The Length Of Day And Night Affects Plant Development
By JEFF BURBRINK
Extension Educator Ag & Natural Resources, Purdue Extension LaGrange County
LAGRANGE — One field my dad farmed for years was along a busy road, a road lined with street lights. Every other year, when the field was planted to soybeans, the beans under those lights would stay green longer than the rest of the field. It was fascinating to me to see semicircles of green beans in fields that were otherwise beginning to turn yellow, ripen and lose their leaves. The corn was not affected like this.
Soybeans and the bean family are a great example of plants that have photo-period dependent characteristics. Scientists used to think that the length of day was the critical trigger to get some plants, like beans, to flower. After all, on the first day of summer, the amount of daylight we experience becomes less and less until the first day of winter.
It was not until the mid-twentieth century that plant researchers first came to the understanding that it is actually the length of uninterrupted darkness experienced by a plant — rather than the length of daylight — that is the most crucial to plant development.
For example, a short-day plant that requires more than 12 hours of uninterrupted darkness to initiate flower production will still produce a flower if it is shielded from light for some time during its 10-12 hours of daylight exposure; it will not, however, produce a flower if it is exposed to light for a period of time during the 12 plus hours of darkness it requires.
Beans are not the only plant that are photo-period sensitive. There are many other plants that depend on increasing darkness or increasing daylight to trigger a growth response.
Poinsettias, the Christmas favorite, must have 13-14 hours of complete darkness beginning in early October, for the plant to be ready for our holiday. What’s more, a single untimely blast of light during those weeks of controlled darkness can reset the internal clock and delay blooming.

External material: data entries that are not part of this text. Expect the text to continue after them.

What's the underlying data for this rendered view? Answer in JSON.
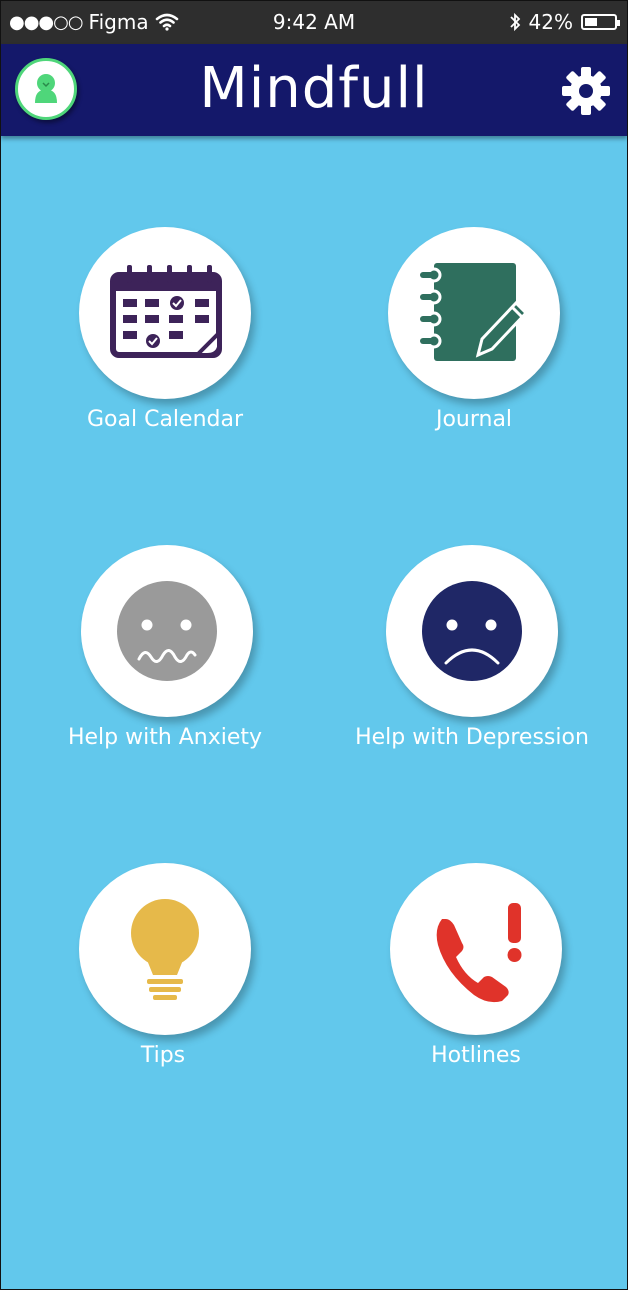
{
  "status_bar": {
    "signal": "●●●○○",
    "carrier": "Figma",
    "time": "9:42 AM",
    "battery_percent": "42%",
    "battery_level": 0.42
  },
  "header": {
    "title": "Mindfull",
    "profile_icon": "profile-icon",
    "settings_icon": "gear-icon"
  },
  "tiles": [
    {
      "label": "Goal Calendar",
      "icon": "calendar-icon"
    },
    {
      "label": "Journal",
      "icon": "journal-icon"
    },
    {
      "label": "Help with Anxiety",
      "icon": "anxious-face-icon"
    },
    {
      "label": "Help with Depression",
      "icon": "sad-face-icon"
    },
    {
      "label": "Tips",
      "icon": "lightbulb-icon"
    },
    {
      "label": "Hotlines",
      "icon": "phone-alert-icon"
    }
  ],
  "colors": {
    "background": "#62c8ec",
    "header": "#14186a",
    "calendar": "#3d2359",
    "journal": "#2f6f5e",
    "anxiety": "#9a9a9a",
    "depression": "#1f2766",
    "tips": "#e6b94a",
    "hotlines": "#e0332a"
  }
}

Poinsettia growers are very strict with their light regiment, for just one 10-second mistake can ruin weeks of work. Padlocked doors, warning signs, and threats of unemployment to those who do not follow the rules are a part of the poinsettia grower’s routine.

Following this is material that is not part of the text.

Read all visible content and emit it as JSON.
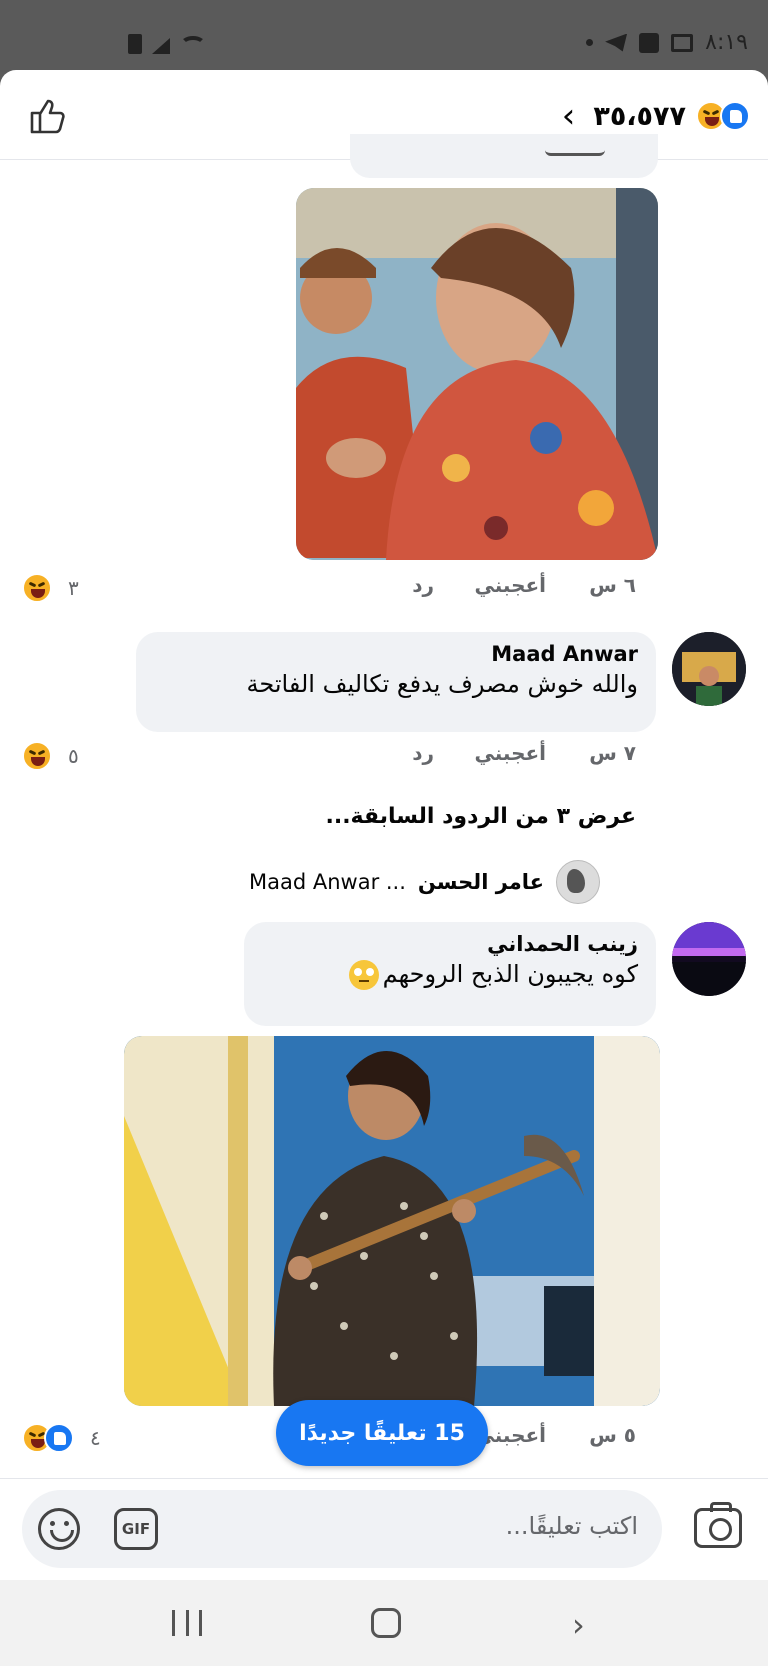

Plants vary widely in their response to length of light or darkness. Some are neutral, some require shorter nights, some longer. Even maple trees can be affected by night lights. I recall a maple planted adjacent to a street light in Goshen. Each fall, the lower branches, within 3 feet or so of the lamp, remained green well after the leaves on the upper portions of the tree were going through the annual fall change.
Come to think of it, I think there are a lot of people that are affected by length of day too!